Wishlist - write bitmap

I would love a way to write to a bitmap.
This would be great for doing things like a homebrew weathering tool or similar. All the tools for raytracing are there so there are lots of cool things you could do.
You could also quickly make something like foam maps etc.

Rhys.

Couldn’t you already do that with texture baking and a vertex color map?

No. That only works with an incredibly dense mesh.
I might want to compute more detail.

Oh, well you’d need to compute it per pixel anyway, which is the same as a dense mesh. 1 megapixel would be the same as a 1000x1000 plane, right? There isn’t a Genome map/material yet though. I suspect the reason why is that it could be horribly slow for an actual render. Imagine a raytracer generating billions and billions of evaluations for each hit. But for a bitmap it wouldn’t be bad at all. With Ember, we could cache/discretize the map, so that would be fine, too. I don’t know if Thinkbox intends to make a Genome Map or just make Ember do that.

I think a Genome shader/map is an interesting idea. While there is a bit of overlap with Ember, I think Genome’s infrastructure for exposing mesh information about the underlying object being shaded (via the ShadeContext) could be really useful. Ember’s texmap on the other hand is going to stay fairly “dumb”. Its just a simple 3D map that doesn’t care about the evaluation point’s normal, view direction, mesh information, etc.

If you’re actually looking for a bitmap when the results are cached at a specific resolution, I think Chad is correct when he says its simply a matter of making an equivalent plane and caching the vertex colors. Did you foresee anything fancier than that?

Well it isn’t just on planes that I want to use it.

It is on full 3D models.

Having to subdivide models to a stupidly high amount, bake the vert colors then render those to a bitmap is a clumsy and overcomplicated workflow.

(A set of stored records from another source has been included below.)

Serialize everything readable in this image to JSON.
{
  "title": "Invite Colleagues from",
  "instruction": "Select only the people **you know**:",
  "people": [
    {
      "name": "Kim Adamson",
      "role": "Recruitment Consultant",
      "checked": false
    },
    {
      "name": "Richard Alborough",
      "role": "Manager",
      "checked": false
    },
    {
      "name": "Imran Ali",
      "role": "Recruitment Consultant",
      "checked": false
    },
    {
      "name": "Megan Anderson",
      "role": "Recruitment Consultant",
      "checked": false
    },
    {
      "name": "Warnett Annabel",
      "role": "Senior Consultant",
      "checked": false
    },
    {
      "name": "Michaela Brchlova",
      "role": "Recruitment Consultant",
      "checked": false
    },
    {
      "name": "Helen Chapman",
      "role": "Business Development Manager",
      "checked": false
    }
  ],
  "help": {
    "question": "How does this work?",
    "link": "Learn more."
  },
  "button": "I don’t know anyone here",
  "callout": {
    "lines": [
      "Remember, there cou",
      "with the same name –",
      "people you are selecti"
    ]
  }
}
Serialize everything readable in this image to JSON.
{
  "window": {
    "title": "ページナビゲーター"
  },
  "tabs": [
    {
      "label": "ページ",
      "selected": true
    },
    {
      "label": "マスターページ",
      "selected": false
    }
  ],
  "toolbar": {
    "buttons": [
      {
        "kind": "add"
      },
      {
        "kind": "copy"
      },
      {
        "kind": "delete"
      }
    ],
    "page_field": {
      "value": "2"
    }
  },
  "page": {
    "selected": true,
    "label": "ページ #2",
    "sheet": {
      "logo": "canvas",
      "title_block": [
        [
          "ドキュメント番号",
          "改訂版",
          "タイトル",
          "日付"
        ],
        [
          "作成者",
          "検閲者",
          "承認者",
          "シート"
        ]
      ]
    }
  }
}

Being able to render straight out to a bitmap would be much easier.

R

Agreed. The suggestion for Ember was just that it supports 3D textures already and it supports discretizing to a grid. Genome might have shade context, but it lacks the other two. So something using both would be needed. If you didn’t care that it got slow, or needed something like Darktree, or you had to have a very high resolution, then I suppose you could skip to a Genome map, but speed-wise it would be the same as massively tesselating your mesh.

Now the question comes up, why doesn’t 3ds max allow you to do 3D texture baking?